With its middle-class housing, sea-tempered climate (the average high on Aug. 26 is 84°F, humidity is mild, and there are no mosquitoes), and proximity to good factory jobs during the 1950–90 Cold War aerospace boom, Compton should have continued to be what it had been in the early 1950s: an idyllic suburb for upwardly mobile black homeowners.
But through sheer knuckleheadedness, local youths managed to make Compton world-famous for blacks killing blacks in moronic disputes. The fate of Compton illustrates my old saying that the chief problem with being poor in modern America is that you can’t afford to get away from other poor people—even, as in Compton, when they weren’t all that poor.
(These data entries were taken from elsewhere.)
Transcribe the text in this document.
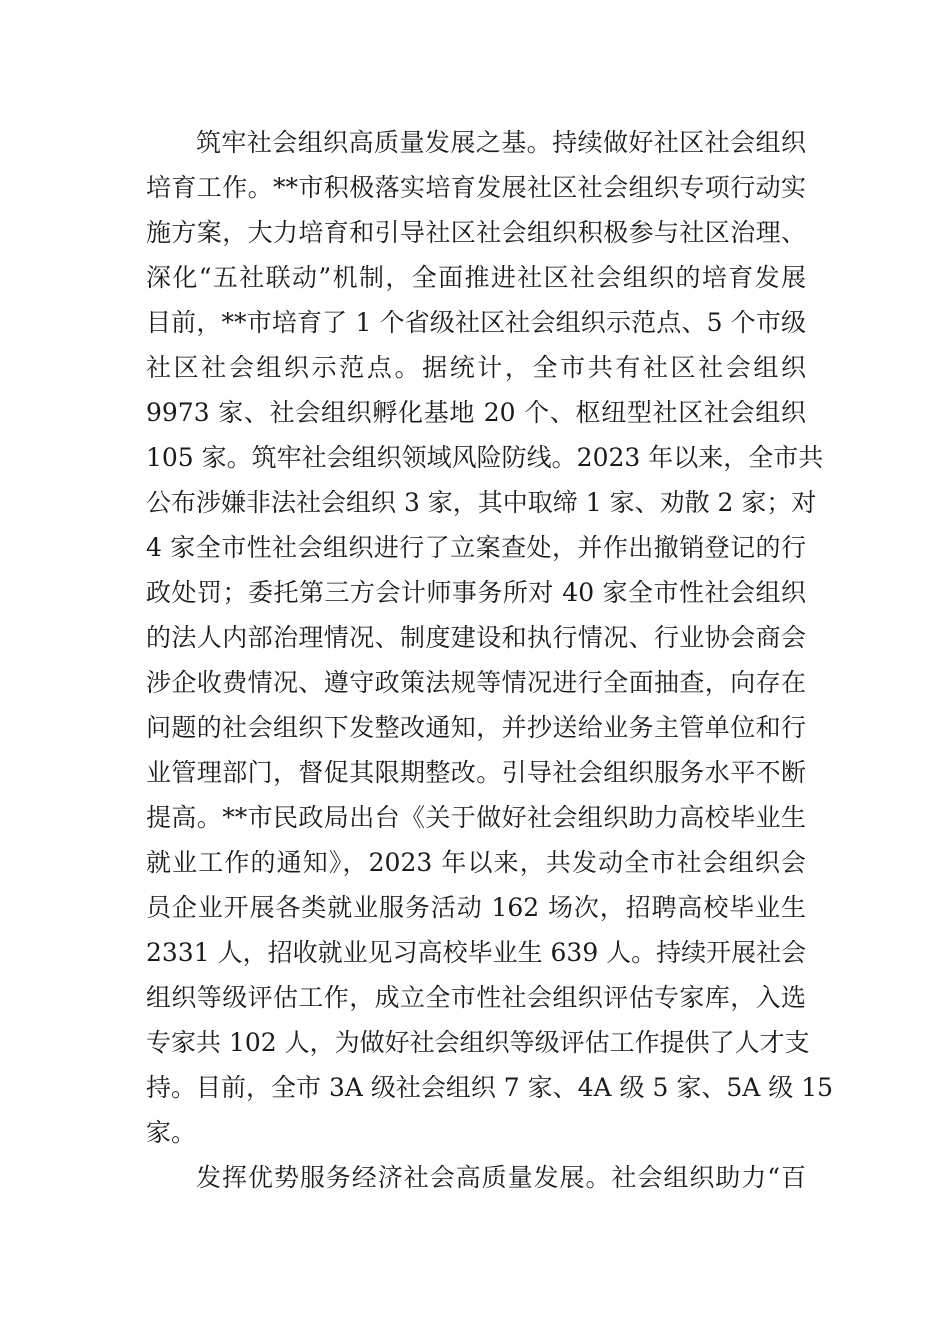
筑牢社会组织高质量发展之基。持续做好社区社会组织
培育工作。**市积极落实培育发展社区社会组织专项行动实
施方案，大力培育和引导社区社会组织积极参与社区治理、
深化“五社联动”机制，全面推进社区社会组织的培育发展
目前，**市培育了 1 个省级社区社会组织示范点、5 个市级
社区社会组织示范点。据统计，全市共有社区社会组织
9973 家、社会组织孵化基地 20 个、枢纽型社区社会组织
105 家。筑牢社会组织领域风险防线。2023 年以来，全市共
公布涉嫌非法社会组织 3 家，其中取缔 1 家、劝散 2 家；对
4 家全市性社会组织进行了立案查处，并作出撤销登记的行
政处罚；委托第三方会计师事务所对 40 家全市性社会组织
的法人内部治理情况、制度建设和执行情况、行业协会商会
涉企收费情况、遵守政策法规等情况进行全面抽查，向存在
问题的社会组织下发整改通知，并抄送给业务主管单位和行
业管理部门，督促其限期整改。引导社会组织服务水平不断
提高。**市民政局出台《关于做好社会组织助力高校毕业生
就业工作的通知》，2023 年以来，共发动全市社会组织会
员企业开展各类就业服务活动 162 场次，招聘高校毕业生
2331 人，招收就业见习高校毕业生 639 人。持续开展社会
组织等级评估工作，成立全市性社会组织评估专家库，入选
专家共 102 人，为做好社会组织等级评估工作提供了人才支
持。目前，全市 3A 级社会组织 7 家、4A 级 5 家、5A 级 15
家。
发挥优势服务经济社会高质量发展。社会组织助力“百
N.W.A’s malignant influence on American social history shouldn’t be forgotten. The national black youth homicide rate had dropped to a moderate level in the mid-1980s, before surging to apocalyptic heights during the 1990–94 crack wars. A 2011 Obama administration report showed that homicide offending rates for blacks 14 to 24 roughly tripled from 1984 to 1993 (see Figure 22b), while murder rates steadily declined for blacks 25 and older, who, perhaps not coincidentally, were too old to care much about new rappers like N.W.A.
When N.W.A released their first blockbuster gangsta-rap album, Straight Outta Compton, in August 1988, crack was still more common on the periphery of the country than in the heartland. For example, in Chicago in October 1988, I let three undercover cops peer out my apartment window to spy on Eddie the cocaine dealer across the street as he hit the pipe with his customers. When I asked the cops if Eddie was smoking this new drug that was in the news, crack, they replied, “He’s freebasing. There’s no crack in Chicago.”
Or at least there wasn’t all that much crack yet.
Crack dealing and gangsta rap enjoyed a symbiotic relationship as groups like N.W.A egged on black youths to murder one another in turf wars. West Coast hip-hop functioned as a mind virus infecting impressionable young brains across the land with virulent memes about how a real man reacts to life’s frustrations: with homicidal savagery.
Today, Ice Cube stars in family comedy movies, and Dr. Dre and Jimmy Iovine sold their Beats by Dre headphone company to Apple for $3 billion.
N.W.A wasn’t the first time the American media promoted criminality. In 1882, Oscar Wilde was lecturing in St. Joseph, Mo., two weeks after the assassination of the much-publicized Jesse James. Wilde mused after observing tourists dismantling the train robber’s house for relics, “Americans are certainly great hero-worshippers, and always take heroes from the criminal classes.”
Speaking of the criminal classes, Compton’s own Suge Knight, Dr. Dre’s business partner from 1991 to ’96, was scheduled to film a cameo in Straight Outta Compton. But Knight got into an argument on the movie set with two guys and ran them over with his truck. The 50-year-old entrepreneur is currently in jail awaiting trial for murder.